Machine learning tools for mHealth data analysis focus of new project

A University of Massachusetts Amherst computer scientist is embarking on a project to build machine learning-based tools for analyzing large-scale mobile health and clinical data.

The effort is funded by a five-year, $536,527 National Science Foundation Faculty Early Career Development award and will be a collaborative effort with scientists, clinicians and researchers at the University of Memphis, Yale University School of Medicine and Children's Hospital Los Angeles. Each institution is providing access to mHealth and clinical data, according to an announcement.

"Electronic health records are seeing wide adoption across the United States and we're starting to see the emergence of large stores of complex clinical data as a result," Benjamin Marlin, of UMass Amherst, states in the announcement. "There's significant interest in leveraging these data to enhance all kinds of clinical decision support tools with the hope that they can ultimately improve quality of care."

The project will include analyzing data, such as physiological measurements, collected via mHealth wearable sensor systems.

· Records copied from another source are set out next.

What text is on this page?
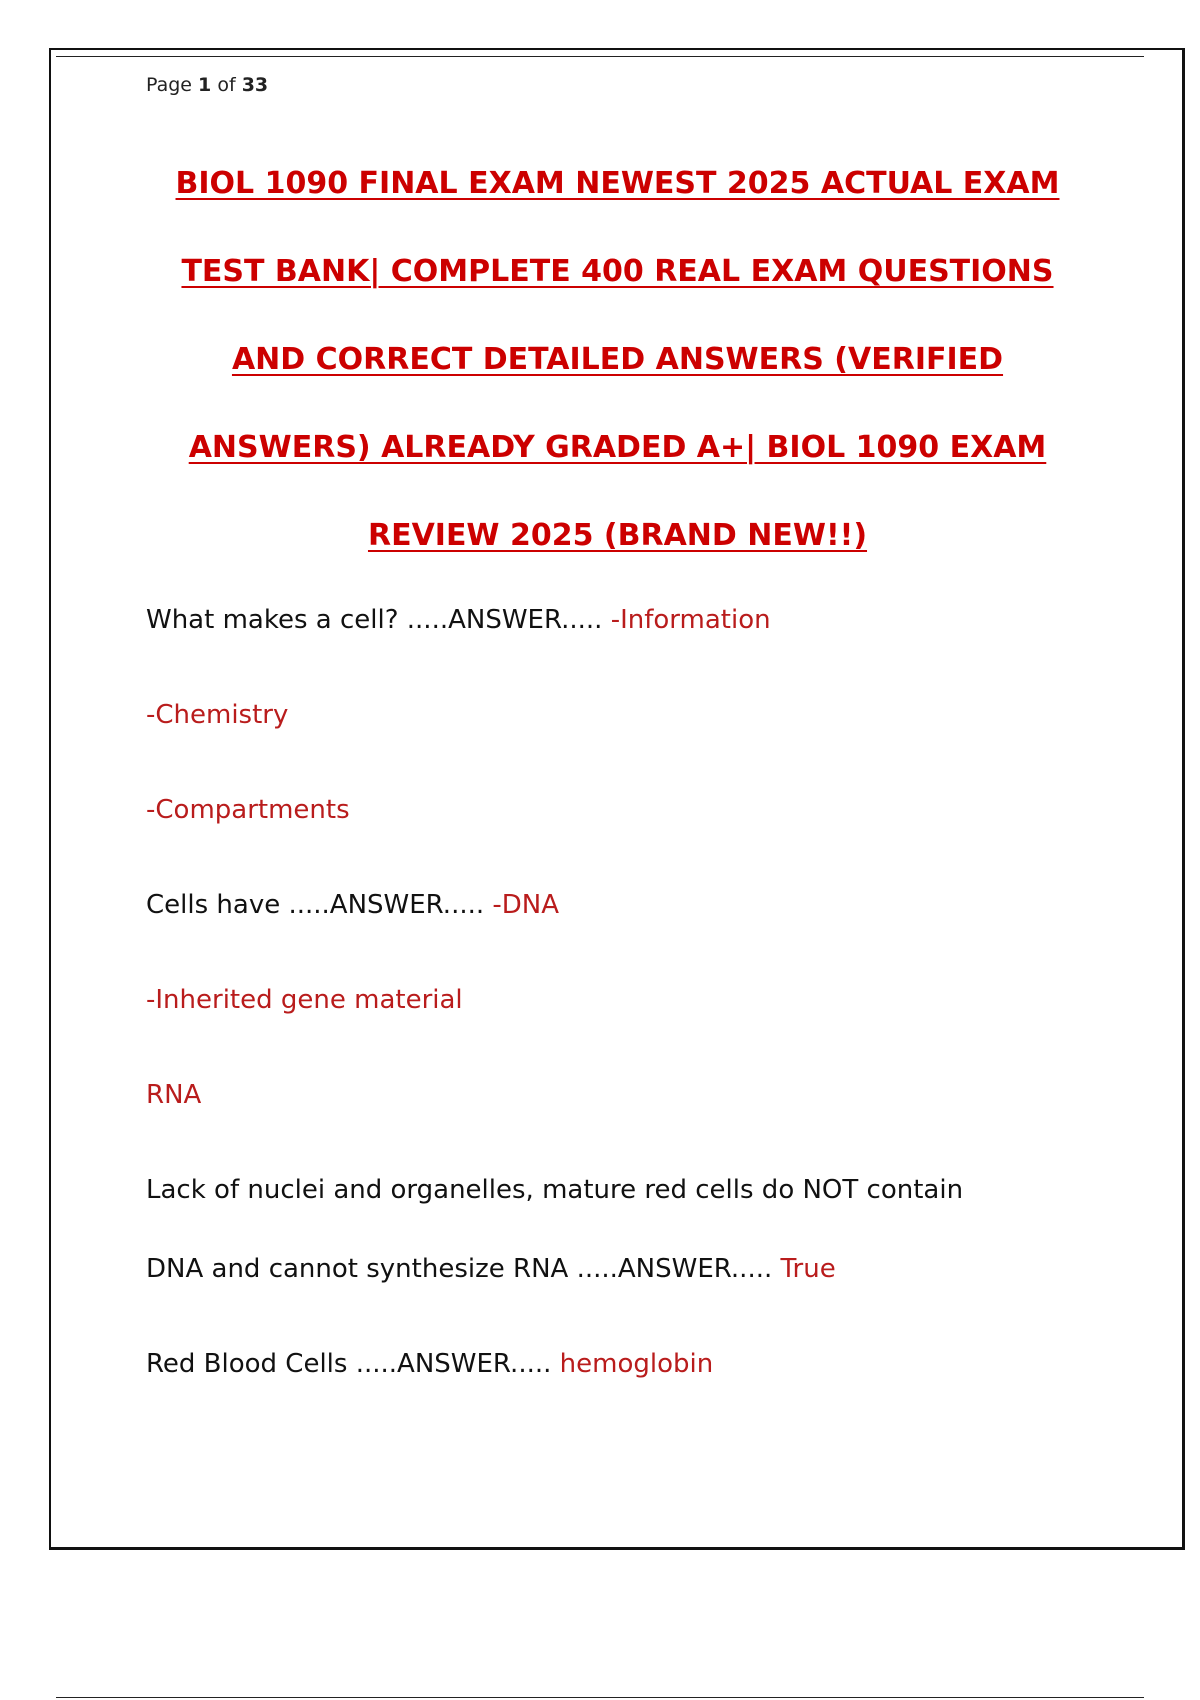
Page 1 of 33
BIOL 1090 FINAL EXAM NEWEST 2025 ACTUAL EXAM
TEST BANK| COMPLETE 400 REAL EXAM QUESTIONS
AND CORRECT DETAILED ANSWERS (VERIFIED
ANSWERS) ALREADY GRADED A+| BIOL 1090 EXAM
REVIEW 2025 (BRAND NEW!!)
What makes a cell? .....ANSWER..... -Information
-Chemistry
-Compartments
Cells have .....ANSWER..... -DNA
-Inherited gene material
RNA
Lack of nuclei and organelles, mature red cells do NOT contain
DNA and cannot synthesize RNA .....ANSWER..... True
Red Blood Cells .....ANSWER..... hemoglobin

Wearable mHealth devices are being used in a variety of healthcare scenarios. One of the most recent is a project launched by chip maker Intel and the Michael J. Fox Foundation, which will use wearable devices and data analytics to monitor treatment of patients suffering from Parkinson's disease. Another new wearable device and app may soon provide greater independence to ALS patients given a proof of concept that taps EEG brainwaves to command electronic devices via a wearable display, a tablet and software. 

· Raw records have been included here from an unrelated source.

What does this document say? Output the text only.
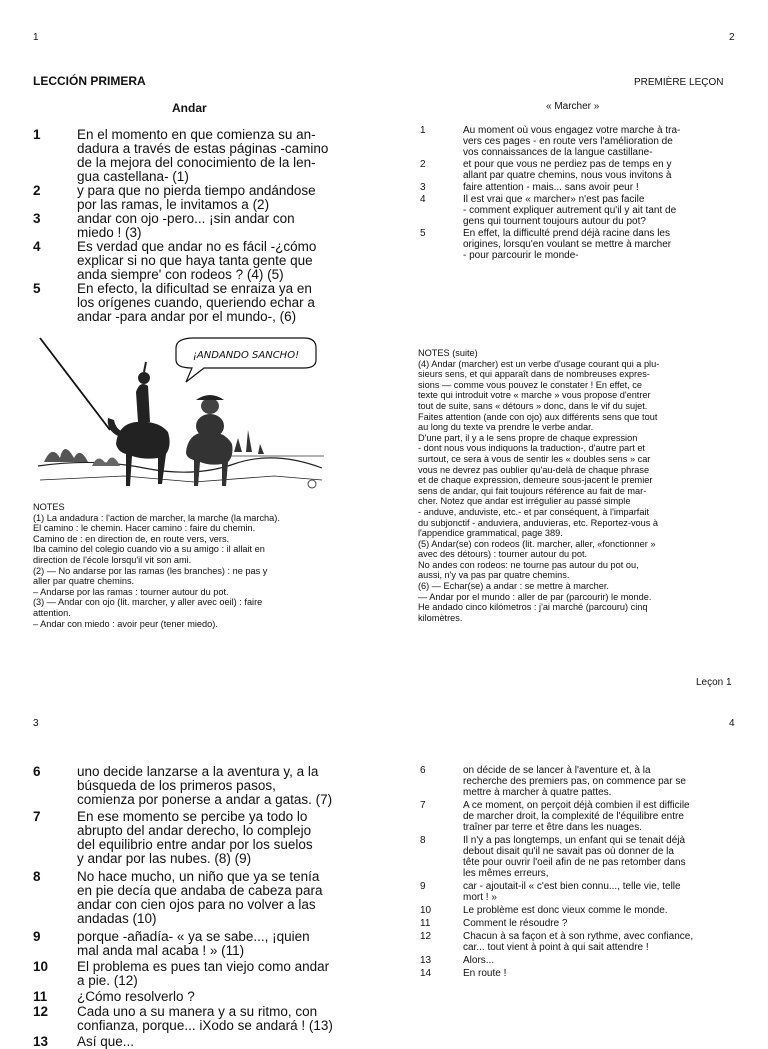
1	2
LECCIÓN PRIMERA	PREMIÈRE LEÇON
Andar	« Marcher »
1	En el momento en que comienza su an-
dadura a través de estas páginas -camino
de la mejora del conocimiento de la len-
gua castellana- (1)
2	y para que no pierda tiempo andándose
por las ramas, le invitamos a (2)
3	andar con ojo -pero... ¡sin andar con
miedo ! (3)
4	Es verdad que andar no es fácil -¿cómo
explicar si no que haya tanta gente que
anda siempre' con rodeos ? (4) (5)
5	En efecto, la dificultad se enraiza ya en
los orígenes cuando, queriendo echar a
andar -para andar por el mundo-, (6)
1	Au moment où vous engagez votre marche à tra-
vers ces pages - en route vers l'amélioration de
vos connaissances de la langue castillane-
2	et pour que vous ne perdiez pas de temps en y
allant par quatre chemins, nous vous invitons à
3	faire attention - mais... sans avoir peur !
4	Il est vrai que « marcher» n'est pas facile
- comment expliquer autrement qu'il y ait tant de
gens qui tournent toujours autour du pot?
5	En effet, la difficulté prend déjà racine dans les
origines, lorsqu'en voulant se mettre à marcher
- pour parcourir le monde-
¡ANDANDO SANCHO!
NOTES
(1) La andadura : l'action de marcher, la marche (la marcha).
El camino : le chemin. Hacer camino : faire du chemin.
Camino de : en direction de, en route vers, vers.
Iba camino del colegio cuando vio a su amigo : il allait en
direction de l'école lorsqu'il vit son ami.
(2) — No andarse por las ramas (les branches) : ne pas y
aller par quatre chemins.
– Andarse por las ramas : tourner autour du pot.
(3) — Andar con ojo (lit. marcher, y aller avec oeil) : faire
attention.
– Andar con miedo : avoir peur (tener miedo).
NOTES (suite)
(4) Andar (marcher) est un verbe d'usage courant qui a plu-
sieurs sens, et qui apparaît dans de nombreuses expres-
sions — comme vous pouvez le constater ! En effet, ce
texte qui introduit votre « marche » vous propose d'entrer
tout de suite, sans « détours » donc, dans le vif du sujet.
Faites attention (ande con ojo) aux différents sens que tout
au long du texte va prendre le verbe andar.
D'une part, il y a le sens propre de chaque expression
- dont nous vous indiquons la traduction-, d'autre part et
surtout, ce sera à vous de sentir les « doubles sens » car
vous ne devrez pas oublier qu'au-delà de chaque phrase
et de chaque expression, demeure sous-jacent le premier
sens de andar, qui fait toujours référence au fait de mar-
cher. Notez que andar est irrégulier au passé simple
- anduve, anduviste, etc.- et par conséquent, à l'imparfait
du subjonctif - anduviera, anduvieras, etc. Reportez-vous à
l'appendice grammatical, page 389.
(5) Andar(se) con rodeos (lit. marcher, aller, «fonctionner »
avec des détours) : tourner autour du pot.
No andes con rodeos: ne tourne pas autour du pot ou,
aussi, n'y va pas par quatre chemins.
(6) — Echar(se) a andar : se mettre à marcher.
— Andar por el mundo : aller de par (parcourir) le monde.
He andado cinco kilómetros : j'ai marché (parcouru) cinq
kilomètres.
Leçon 1
3	4
6	uno decide lanzarse a la aventura y, a la
búsqueda de los primeros pasos,
comienza por ponerse a andar a gatas. (7)
7	En ese momento se percibe ya todo lo
abrupto del andar derecho, lo complejo
del equilibrio entre andar por los suelos
y andar por las nubes. (8) (9)
8	No hace mucho, un niño que ya se tenía
en pie decía que andaba de cabeza para
andar con cien ojos para no volver a las
andadas (10)
9	porque -añadía- « ya se sabe..., ¡quien
mal anda mal acaba ! » (11)
10	El problema es pues tan viejo como andar
a pie. (12)
11	¿Cómo resolverlo ?
12	Cada uno a su manera y a su ritmo, con
confianza, porque... iXodo se andará ! (13)
13	Así que...
6	on décide de se lancer à l'aventure et, à la
recherche des premiers pas, on commence par se
mettre à marcher à quatre pattes.
7	A ce moment, on perçoit déjà combien il est difficile
de marcher droit, la complexité de l'équilibre entre
traîner par terre et être dans les nuages.
8	Il n'y a pas longtemps, un enfant qui se tenait déjà
debout disait qu'il ne savait pas où donner de la
tête pour ouvrir l'oeil afin de ne pas retomber dans
les mêmes erreurs,
9	car - ajoutait-il « c'est bien connu..., telle vie, telle
mort ! »
10	Le problème est donc vieux comme le monde.
11	Comment le résoudre ?
12	Chacun à sa façon et à son rythme, avec confiance,
car... tout vient à point à qui sait attendre !
13	Alors...
14	En route !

In many situations, the data being collected is what Marlin describes as "noisy" data due to factors such as high velocity, heterogeneity and incompleteness.

"We're not dealing with nice, clean data in these areas," Marlin says in the announcement. "The data are noisy, parts are missing due to sensors disconnecting or clinicians not recording measurements. A number of these issues can break current data analysis methods. The goal of this work is to design new machine learning-based data analysis tools that are significantly more robust and accurate."